Chapman, R.W., Browdy, C.L., Savin, S., Prior, S. and Wenner, E.
Dis. Aquat. Org.
In 1997, white spot syndrome virus (WSSV) was discovered in shrimp culture facilities in South Carolina, USA. This disease was known to cause devastating mortalities in cultured populations in Southeast Asia and prompted concern for the health of wild populations in the USA. Our study surveyed wild shrimp populations for the presence of WSSV by utilizing molecular diagnostics and bioassay techniques. A total of 1150 individuals (586 Litopenaeus setiferus, 477 Farfantepenaeus aztecus and 87 F. dourarum) were examined for the presence of WSSV DNA by PCR. A total of 32 individuals tested positive and were used in a bioassay to examine the transmission of disease to healthy individuals of the culture species L. vannamei.

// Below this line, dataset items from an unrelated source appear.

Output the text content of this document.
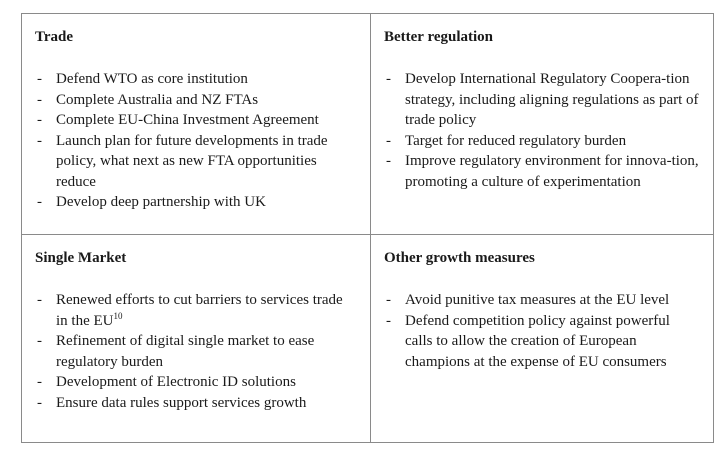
Trade
- Defend WTO as core institution
- Complete Australia and NZ FTAs
- Complete EU-China Investment Agreement
- Launch plan for future developments in trade policy, what next as new FTA opportunities reduce
- Develop deep partnership with UK
Better regulation
- Develop International Regulatory Coopera-tion strategy, including aligning regulations as part of trade policy
- Target for reduced regulatory burden
- Improve regulatory environment for innova-tion, promoting a culture of experimentation
Single Market
- Renewed efforts to cut barriers to services trade in the EU$^{10}$
- Refinement of digital single market to ease regulatory burden
- Development of Electronic ID solutions
- Ensure data rules support services growth
Other growth measures
- Avoid punitive tax measures at the EU level
- Defend competition policy against powerful calls to allow the creation of European champions at the expense of EU consumers
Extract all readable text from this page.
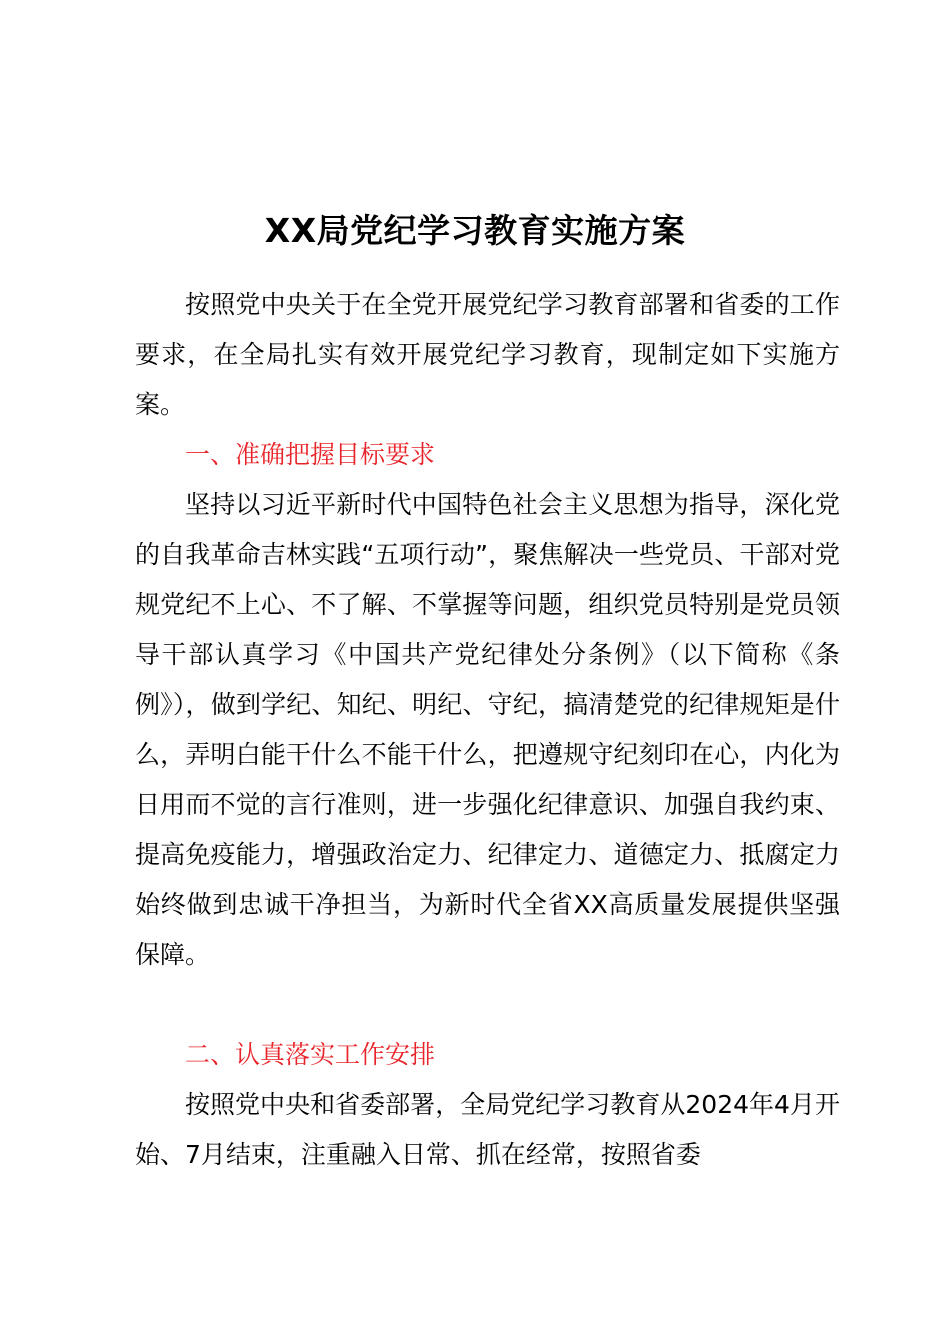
XX局党纪学习教育实施方案

按照党中央关于在全党开展党纪学习教育部署和省委的工作要求，在全局扎实有效开展党纪学习教育，现制定如下实施方案。

一、准确把握目标要求

坚持以习近平新时代中国特色社会主义思想为指导，深化党的自我革命吉林实践“五项行动”，聚焦解决一些党员、干部对党规党纪不上心、不了解、不掌握等问题，组织党员特别是党员领导干部认真学习《中国共产党纪律处分条例》（以下简称《条例》），做到学纪、知纪、明纪、守纪，搞清楚党的纪律规矩是什么，弄明白能干什么不能干什么，把遵规守纪刻印在心，内化为日用而不觉的言行准则，进一步强化纪律意识、加强自我约束、提高免疫能力，增强政治定力、纪律定力、道德定力、抵腐定力始终做到忠诚干净担当，为新时代全省XX高质量发展提供坚强保障。

二、认真落实工作安排

按照党中央和省委部署，全局党纪学习教育从2024年4月开始、7月结束，注重融入日常、抓在经常，按照省委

DNA sequencing of PCR products from a positive individual confirmed that the positive individuals carried WSSV DNA. Significant mortalities were seen in test shrimp injected with tissue extracts from heavily infected wild shrimp. These data confirm the existence of WSSV in wild shrimp stocks along the Atlantic Coast and that the virus can cause mortalities in cultured stocks.